Analysts are projecting that LMT will jump to $457 a share. With a current market price of $352, that’s almost a 30% gain in just 12 months.

Best Small Cap Stocks To Invest In 2019: American Water Works(AWK)

For the same reason consumers can’t turn off their electricity, they can’t turn off their water no matter how unaffordable it feels. That’s good news for American Water Works Company Inc(NYSE:AWK), which operates water utility services in sixteen different states.

Calling a spade a spade, water utilities are a legalized monopoly … even more so than electric utilities or natural gas utilities are. Although all markets are theoretically open to competition, in reality the barriers to entry in the water delivery market are enormously high. That’s how water prices for consumers have steadily risen for the past ten years even though consumption has fallen.
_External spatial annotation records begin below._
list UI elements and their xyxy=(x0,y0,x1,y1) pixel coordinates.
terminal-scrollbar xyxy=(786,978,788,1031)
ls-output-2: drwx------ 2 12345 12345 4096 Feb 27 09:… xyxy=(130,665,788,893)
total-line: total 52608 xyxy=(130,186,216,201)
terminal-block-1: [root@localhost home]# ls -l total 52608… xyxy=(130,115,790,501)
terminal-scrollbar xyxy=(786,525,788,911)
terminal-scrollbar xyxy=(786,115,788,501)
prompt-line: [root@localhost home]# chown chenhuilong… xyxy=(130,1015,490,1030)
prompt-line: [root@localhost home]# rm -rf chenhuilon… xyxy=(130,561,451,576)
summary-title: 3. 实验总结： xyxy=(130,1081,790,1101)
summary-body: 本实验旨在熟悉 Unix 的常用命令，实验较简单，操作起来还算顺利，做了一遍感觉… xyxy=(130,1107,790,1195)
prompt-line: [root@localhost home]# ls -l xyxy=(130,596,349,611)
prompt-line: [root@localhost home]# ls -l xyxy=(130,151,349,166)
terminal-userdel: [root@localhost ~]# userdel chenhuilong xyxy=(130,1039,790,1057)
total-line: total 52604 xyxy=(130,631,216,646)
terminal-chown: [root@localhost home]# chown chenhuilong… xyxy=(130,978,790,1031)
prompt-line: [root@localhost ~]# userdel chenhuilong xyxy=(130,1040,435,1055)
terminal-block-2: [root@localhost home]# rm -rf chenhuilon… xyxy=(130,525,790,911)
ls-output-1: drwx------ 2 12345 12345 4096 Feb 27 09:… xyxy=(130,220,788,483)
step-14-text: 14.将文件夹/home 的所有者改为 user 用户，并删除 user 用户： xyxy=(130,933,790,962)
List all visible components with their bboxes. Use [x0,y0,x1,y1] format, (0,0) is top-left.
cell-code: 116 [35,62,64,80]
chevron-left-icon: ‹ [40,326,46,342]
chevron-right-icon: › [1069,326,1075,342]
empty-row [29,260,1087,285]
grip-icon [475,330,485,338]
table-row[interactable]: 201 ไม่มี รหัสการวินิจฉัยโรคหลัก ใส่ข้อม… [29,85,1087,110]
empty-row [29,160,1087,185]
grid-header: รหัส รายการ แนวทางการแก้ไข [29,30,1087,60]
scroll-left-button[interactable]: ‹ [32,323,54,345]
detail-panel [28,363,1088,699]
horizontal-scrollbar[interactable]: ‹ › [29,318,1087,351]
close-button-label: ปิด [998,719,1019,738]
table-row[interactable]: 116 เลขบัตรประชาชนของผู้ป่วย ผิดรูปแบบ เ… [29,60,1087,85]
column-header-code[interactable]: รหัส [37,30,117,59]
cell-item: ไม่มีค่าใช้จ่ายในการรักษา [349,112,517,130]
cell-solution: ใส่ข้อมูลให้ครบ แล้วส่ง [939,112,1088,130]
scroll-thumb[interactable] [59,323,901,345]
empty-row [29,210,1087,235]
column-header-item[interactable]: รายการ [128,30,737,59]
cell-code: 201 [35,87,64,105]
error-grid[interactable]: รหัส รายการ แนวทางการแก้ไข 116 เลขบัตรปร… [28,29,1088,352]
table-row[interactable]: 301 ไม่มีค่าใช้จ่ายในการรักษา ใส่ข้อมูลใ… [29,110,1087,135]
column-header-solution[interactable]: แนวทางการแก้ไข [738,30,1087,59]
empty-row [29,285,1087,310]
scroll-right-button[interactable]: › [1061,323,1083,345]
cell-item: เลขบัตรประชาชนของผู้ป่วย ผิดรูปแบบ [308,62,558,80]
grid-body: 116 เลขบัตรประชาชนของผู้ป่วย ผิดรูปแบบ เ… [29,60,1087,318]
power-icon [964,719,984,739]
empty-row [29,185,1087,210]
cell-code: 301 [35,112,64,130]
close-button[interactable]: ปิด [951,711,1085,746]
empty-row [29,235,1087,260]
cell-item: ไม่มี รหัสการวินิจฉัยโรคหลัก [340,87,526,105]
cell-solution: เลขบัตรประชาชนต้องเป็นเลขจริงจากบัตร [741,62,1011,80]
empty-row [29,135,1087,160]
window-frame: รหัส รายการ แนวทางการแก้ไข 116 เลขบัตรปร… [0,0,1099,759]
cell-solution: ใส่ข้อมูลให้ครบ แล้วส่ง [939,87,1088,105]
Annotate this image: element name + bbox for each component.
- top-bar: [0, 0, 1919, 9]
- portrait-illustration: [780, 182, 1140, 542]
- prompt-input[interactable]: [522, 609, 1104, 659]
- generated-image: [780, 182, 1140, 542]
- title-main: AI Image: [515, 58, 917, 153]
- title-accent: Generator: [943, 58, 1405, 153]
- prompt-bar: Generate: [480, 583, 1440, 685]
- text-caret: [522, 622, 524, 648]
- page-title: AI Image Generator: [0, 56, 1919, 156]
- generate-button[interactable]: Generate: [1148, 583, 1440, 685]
These companies generally get whatever price increase they want, as local regulators are generally terrified to put up a fight that could prove disruptive. (Try going without clean, potable water for just one day.)

American Water Works Company shareholders aren’t complaining, of course. The stock has more than doubled over the course of the past five years, and that’s not counting the dividends it has paid along the way.

Best Small Cap Stocks To Invest In 2019: Mastercard Incorporated(MA)

Mastercard Stock

Source: Håkan Dahlström via Flickr (Modified)



Last, but by no means least, we have online payments giant MasterCard Inc (NYSE:MA). Can this company do no wrong?! Our data shows that MasterCard has 100% support from the Street right now. In the last three months, this breaks down into 11 back-to-back buy ratings. These analysts have an average MasterCard price target of $204 (8% upside potential). Mastercard is the “most innovative and competitively advantaged payments ecosystem participant” with an “impressive” core business trend, writes SunTrust’s Andrew Jeffrey.

Right now analysts are digesting the latest set of positive earnings results. “We like Mastercard’s ability to grow faster than peers and its potential to expand margins. Results for 1Q18 were above expectations, with solid growth across all segments,” cheers Cantor Fitzgerald’s Joseph Foresi. MA reported solid growth across all segments with gross dollar volume growth of 19% year-over-year. For comparison, rival Visa reported 15% y-o-y dollar growth. On the back of these results, MA increased its 2018 revenue guidance range to high-teens from the mid-teens.

This isn’t some kind flash-in-the-pan success either. Foresi states that: “We remain attracted to Mastercard’s card network and strong products and solutions, which should continue to drive solid performance.” Accordingly he boosts his price target from $198 to $213 (13% upside potential).